Bullish Takeaways- Bullish analysts see potential upside with recent upgrades and price targets above the current average. They cite opportunities ahead of the i6 model launch.
- Some bullish commentary highlights ongoing innovation and product launches that could support a rebound in sales and improve investor sentiment.
- Upgrades indicate confidence in Li Auto's ability to navigate near-term challenges and regain positive momentum, provided that execution meets expectations.

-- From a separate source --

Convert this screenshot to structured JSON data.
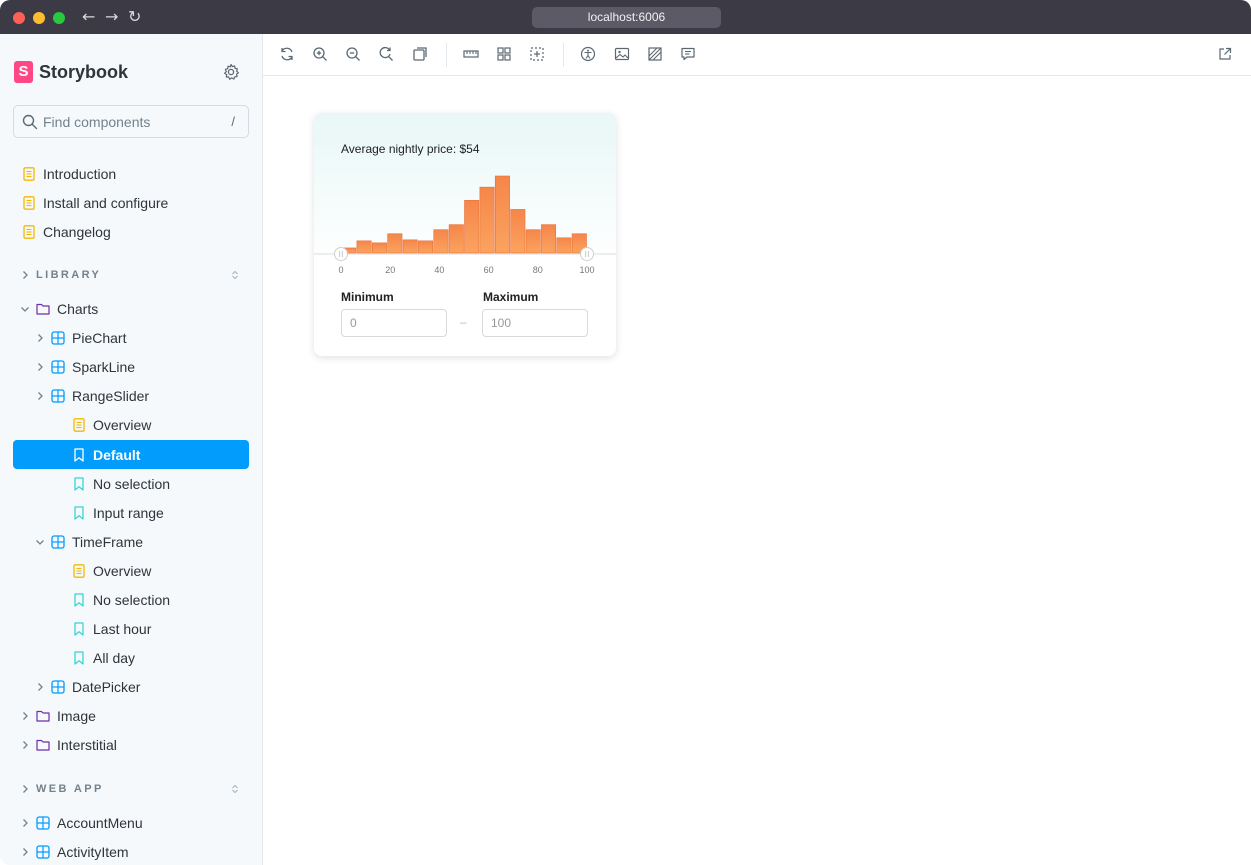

- Bearish analysts have trimmed price targets, reflecting increased competition in the premium electric vehicle market and concerns about Li Auto's positioning.
- Cautious sentiment stems from softer Q3 delivery outlooks and recent downward earnings revisions. Volume and revenue estimates have been cut for future years.
- There are concerns that Li Auto's battery electric vehicle strategy could be margin dilutive and that management will need to clearly articulate its plans for driving future growth, especially with new competitors in the segment.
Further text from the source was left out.